API Design

I attended the How to Write APIs That Will Stand the Test of Time session on the last day of JavaOne 2006. The speakers were from the NetBeans team and they stated that everyone is in the API business. Today a typical application is not build but assembled with a hodgepodge of open source projects, each with its own API. Since these guys are from the NetBeans team they recommended that a application be broken down into modular chunks, a la NetBeans modules or Eclipse Plug-ins. If your application is broken down into modular chunks then each module can have a separate team, life cycle, and/or schedule. This approach require a dependency management and I feel that this advice only works if you application is complex and your development team large.

An API is used to communicate not with the machine but with people, albeit developers. We all know that an API is a contract between the service and the client. The speakers said that an API is more than a contract, it is a promise. As a developer you need to make an API, as a promise, that you can keep.

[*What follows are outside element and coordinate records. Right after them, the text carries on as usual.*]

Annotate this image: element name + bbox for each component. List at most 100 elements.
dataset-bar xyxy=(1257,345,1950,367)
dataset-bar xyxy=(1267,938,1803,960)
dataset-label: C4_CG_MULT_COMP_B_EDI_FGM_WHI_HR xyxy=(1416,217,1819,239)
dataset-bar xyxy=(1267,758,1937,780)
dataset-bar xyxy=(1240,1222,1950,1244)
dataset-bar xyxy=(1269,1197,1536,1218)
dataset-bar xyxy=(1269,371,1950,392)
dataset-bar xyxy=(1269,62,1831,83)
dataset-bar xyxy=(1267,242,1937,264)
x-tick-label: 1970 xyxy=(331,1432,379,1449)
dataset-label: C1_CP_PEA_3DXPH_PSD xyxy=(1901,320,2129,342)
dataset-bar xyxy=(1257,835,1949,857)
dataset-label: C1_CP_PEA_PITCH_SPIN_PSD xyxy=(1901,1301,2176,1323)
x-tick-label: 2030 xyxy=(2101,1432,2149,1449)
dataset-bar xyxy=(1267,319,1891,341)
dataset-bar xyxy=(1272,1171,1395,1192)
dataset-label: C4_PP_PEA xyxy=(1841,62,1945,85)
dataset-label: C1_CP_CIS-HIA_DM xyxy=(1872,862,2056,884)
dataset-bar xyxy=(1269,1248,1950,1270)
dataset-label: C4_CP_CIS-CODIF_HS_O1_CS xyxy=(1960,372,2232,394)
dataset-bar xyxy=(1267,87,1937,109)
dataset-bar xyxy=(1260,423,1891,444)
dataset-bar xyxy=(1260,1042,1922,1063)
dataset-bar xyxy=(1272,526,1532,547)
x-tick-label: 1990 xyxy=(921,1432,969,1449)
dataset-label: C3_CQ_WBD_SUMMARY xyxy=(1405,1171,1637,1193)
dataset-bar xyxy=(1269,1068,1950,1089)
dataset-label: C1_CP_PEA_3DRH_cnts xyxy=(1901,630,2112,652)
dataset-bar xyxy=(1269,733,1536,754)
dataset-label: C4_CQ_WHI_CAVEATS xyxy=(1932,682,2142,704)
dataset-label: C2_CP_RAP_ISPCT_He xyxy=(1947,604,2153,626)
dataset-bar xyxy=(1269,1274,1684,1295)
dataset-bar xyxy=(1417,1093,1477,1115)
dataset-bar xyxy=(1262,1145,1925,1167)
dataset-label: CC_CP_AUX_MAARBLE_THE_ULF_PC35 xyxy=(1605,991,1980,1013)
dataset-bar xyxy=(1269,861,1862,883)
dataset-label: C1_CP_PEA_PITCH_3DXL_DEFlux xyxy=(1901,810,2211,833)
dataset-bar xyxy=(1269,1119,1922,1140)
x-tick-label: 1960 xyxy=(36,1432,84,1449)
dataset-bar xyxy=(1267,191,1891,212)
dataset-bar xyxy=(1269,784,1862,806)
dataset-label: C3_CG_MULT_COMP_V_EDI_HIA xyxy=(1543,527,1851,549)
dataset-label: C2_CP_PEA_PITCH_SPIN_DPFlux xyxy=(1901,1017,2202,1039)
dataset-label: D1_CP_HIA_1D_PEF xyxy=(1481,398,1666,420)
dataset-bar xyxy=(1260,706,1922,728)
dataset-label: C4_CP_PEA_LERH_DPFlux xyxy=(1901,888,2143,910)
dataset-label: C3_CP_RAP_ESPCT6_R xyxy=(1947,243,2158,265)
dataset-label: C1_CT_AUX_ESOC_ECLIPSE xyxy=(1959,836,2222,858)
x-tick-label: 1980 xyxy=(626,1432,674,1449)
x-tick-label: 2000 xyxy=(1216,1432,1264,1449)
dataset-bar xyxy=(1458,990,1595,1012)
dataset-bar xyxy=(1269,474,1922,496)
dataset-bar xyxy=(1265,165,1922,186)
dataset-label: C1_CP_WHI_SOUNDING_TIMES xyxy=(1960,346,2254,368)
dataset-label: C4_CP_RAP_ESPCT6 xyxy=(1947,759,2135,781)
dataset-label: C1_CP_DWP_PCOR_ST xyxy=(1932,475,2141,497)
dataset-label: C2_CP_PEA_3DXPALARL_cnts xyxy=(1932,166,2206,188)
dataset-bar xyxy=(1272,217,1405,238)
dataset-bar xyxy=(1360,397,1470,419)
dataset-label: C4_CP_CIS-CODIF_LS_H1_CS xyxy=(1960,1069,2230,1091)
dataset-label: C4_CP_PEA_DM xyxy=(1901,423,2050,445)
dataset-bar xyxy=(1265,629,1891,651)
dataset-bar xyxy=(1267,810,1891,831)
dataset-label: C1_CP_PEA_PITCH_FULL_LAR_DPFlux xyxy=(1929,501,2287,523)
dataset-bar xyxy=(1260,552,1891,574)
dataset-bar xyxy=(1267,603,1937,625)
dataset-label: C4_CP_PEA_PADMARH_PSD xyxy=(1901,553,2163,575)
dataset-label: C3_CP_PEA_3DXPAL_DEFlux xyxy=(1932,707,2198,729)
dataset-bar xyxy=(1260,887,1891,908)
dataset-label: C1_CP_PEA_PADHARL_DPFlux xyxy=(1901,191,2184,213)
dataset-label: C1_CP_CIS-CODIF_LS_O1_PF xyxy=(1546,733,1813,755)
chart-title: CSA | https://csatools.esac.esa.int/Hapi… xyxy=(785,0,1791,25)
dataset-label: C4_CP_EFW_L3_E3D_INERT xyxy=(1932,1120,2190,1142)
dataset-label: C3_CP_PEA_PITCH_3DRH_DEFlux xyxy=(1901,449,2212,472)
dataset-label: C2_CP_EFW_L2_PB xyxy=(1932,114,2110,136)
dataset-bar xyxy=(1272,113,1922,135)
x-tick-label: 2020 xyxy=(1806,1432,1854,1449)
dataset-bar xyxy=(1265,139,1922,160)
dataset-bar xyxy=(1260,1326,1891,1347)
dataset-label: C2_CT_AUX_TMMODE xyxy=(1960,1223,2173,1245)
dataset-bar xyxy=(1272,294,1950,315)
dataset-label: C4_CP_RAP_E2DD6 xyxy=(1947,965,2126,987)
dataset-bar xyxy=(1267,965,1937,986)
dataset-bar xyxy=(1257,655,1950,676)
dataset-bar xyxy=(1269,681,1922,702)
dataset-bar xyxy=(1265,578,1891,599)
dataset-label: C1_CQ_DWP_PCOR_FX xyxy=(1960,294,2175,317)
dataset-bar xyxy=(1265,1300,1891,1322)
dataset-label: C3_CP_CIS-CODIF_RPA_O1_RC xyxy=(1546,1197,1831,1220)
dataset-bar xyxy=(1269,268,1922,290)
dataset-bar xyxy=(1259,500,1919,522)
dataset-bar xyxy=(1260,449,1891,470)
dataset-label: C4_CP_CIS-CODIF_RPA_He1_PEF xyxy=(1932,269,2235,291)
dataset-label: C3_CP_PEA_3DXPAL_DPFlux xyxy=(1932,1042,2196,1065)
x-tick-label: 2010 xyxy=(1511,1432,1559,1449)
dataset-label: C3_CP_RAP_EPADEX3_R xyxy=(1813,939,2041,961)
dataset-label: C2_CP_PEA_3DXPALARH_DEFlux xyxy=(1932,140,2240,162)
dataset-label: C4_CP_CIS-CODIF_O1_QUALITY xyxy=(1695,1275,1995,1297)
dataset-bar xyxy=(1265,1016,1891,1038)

Here are some quick tips from this session. Do not expose more than you have to. Factory methods gives you more freedom, because you are not tied to a specific implementation. Avoid calling foreign code in critical sections. An API is not just a method signature, it is a contract. Design to last.

Personally, I believe that a good API is one that is not noticed, that is not intrusive, that is self descriptive,that rolls of the tongue, and doesn’t require me to remember anything useless or require me to bend backwards to use.